Salah satu bentuk dukungan pengabdian masyarakat didaerah terpencil, Alumni FK UNAIR telah mengadakan acara Simposium Adventure and Remote Medicine dalam rangka Dies Natalis UNAIR ke-62 pada Nobember 2016. Simposium ini direncanakan untuk mensosialisasikan dan mendapatkan dukungan penuh dari berbagai pihak untuk mewujudkan RS Terapung Universitas Airlangga. Diharapkan alumni bersama dengan stake holder kesehatan, Kementrian Daerah Tertinggal serta mitra Perguruan Tinggi Universitas Airlangga dapat berkoordinasi bersama dalam mewujudkan pembuatan kapal yang direncanakan sebagai Rumah Sakit terapung ini. Melalui ini merupakan salah satu alternatif solusi dalam permasalahan kesehatan didaerah terpencil dan permasalahan anak bangsa yang tertinggal dalam mencapai “Health for all.”
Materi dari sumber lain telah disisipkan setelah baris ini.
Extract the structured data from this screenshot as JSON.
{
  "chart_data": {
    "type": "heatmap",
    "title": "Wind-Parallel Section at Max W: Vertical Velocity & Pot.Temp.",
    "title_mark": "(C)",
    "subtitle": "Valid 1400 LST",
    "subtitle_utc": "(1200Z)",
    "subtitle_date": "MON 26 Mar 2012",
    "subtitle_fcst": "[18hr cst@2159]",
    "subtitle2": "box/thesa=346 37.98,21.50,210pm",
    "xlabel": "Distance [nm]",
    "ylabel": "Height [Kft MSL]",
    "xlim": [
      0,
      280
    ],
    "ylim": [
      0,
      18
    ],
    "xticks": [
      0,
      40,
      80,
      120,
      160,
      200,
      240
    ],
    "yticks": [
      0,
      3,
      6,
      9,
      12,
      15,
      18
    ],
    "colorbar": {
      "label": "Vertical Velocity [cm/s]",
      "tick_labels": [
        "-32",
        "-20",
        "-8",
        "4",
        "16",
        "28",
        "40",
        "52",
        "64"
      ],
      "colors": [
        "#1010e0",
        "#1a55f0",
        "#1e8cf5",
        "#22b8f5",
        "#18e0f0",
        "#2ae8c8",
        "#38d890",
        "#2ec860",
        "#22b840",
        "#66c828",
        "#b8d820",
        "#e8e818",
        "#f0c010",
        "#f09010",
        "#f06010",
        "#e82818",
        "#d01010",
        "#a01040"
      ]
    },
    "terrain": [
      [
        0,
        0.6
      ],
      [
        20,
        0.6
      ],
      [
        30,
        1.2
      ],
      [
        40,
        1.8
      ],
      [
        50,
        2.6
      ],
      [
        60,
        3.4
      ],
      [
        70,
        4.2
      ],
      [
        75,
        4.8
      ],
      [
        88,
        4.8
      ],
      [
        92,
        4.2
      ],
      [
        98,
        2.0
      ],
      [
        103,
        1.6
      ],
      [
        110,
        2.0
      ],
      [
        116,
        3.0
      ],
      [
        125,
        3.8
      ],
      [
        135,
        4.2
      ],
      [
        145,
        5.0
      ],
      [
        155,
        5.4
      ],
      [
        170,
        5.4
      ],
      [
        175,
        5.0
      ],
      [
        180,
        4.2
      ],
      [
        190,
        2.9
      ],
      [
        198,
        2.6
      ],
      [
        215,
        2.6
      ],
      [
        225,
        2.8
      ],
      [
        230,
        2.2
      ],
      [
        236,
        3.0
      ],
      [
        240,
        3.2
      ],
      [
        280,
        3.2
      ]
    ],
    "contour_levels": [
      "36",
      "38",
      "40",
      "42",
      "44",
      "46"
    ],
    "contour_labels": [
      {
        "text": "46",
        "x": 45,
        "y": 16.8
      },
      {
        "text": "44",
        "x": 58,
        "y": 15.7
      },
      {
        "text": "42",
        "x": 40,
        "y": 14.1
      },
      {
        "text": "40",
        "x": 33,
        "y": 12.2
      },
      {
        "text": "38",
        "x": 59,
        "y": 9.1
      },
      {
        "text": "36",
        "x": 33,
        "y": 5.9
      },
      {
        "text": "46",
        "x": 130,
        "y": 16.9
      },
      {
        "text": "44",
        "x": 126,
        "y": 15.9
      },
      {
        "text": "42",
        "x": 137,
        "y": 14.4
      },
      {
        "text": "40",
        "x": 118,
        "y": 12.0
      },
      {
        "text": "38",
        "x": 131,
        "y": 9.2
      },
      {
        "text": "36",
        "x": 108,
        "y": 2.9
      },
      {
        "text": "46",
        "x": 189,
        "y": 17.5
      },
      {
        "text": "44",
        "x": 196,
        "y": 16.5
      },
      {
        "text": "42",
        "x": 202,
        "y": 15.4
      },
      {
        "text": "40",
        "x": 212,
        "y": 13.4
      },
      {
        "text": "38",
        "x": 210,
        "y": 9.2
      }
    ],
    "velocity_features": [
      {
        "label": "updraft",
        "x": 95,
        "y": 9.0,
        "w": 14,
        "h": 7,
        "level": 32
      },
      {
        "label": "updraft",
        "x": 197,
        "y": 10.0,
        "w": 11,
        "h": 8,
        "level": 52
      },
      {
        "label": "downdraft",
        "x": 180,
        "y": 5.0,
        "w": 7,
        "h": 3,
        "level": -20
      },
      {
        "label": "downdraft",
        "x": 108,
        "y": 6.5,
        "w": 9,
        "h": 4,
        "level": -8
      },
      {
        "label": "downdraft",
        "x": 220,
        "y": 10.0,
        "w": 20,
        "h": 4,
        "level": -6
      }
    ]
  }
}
Kedokteran petualangan dan daerah terpencil “Adventure and Remote Medicine” adalah harmonisasi antara keberanian (adventure) dan kecermatan seperti dilukiskan sebagai roda kanan dan roda kiri kereta perang pada jaman perang Bharatayuda. Dibutuhkan kekuatan moral sekaligus kompetensi yang tangguh. Kedokteran petualangan dan daerah terpencil adalah soal kemampuan menaklukkan keterbelakangan dan menghadirkan perubahan dan kemajuan didaerah terpencil. Selanjutnya diharapkan tercipta sebuah komunitas yang tertarik dibidang “Adventure and Remote Medicine”. Yang akan terus menggulirkan sumbangsih ide dan wujud nyata bagi perubahan kearah kemajuan didaerah terpencil.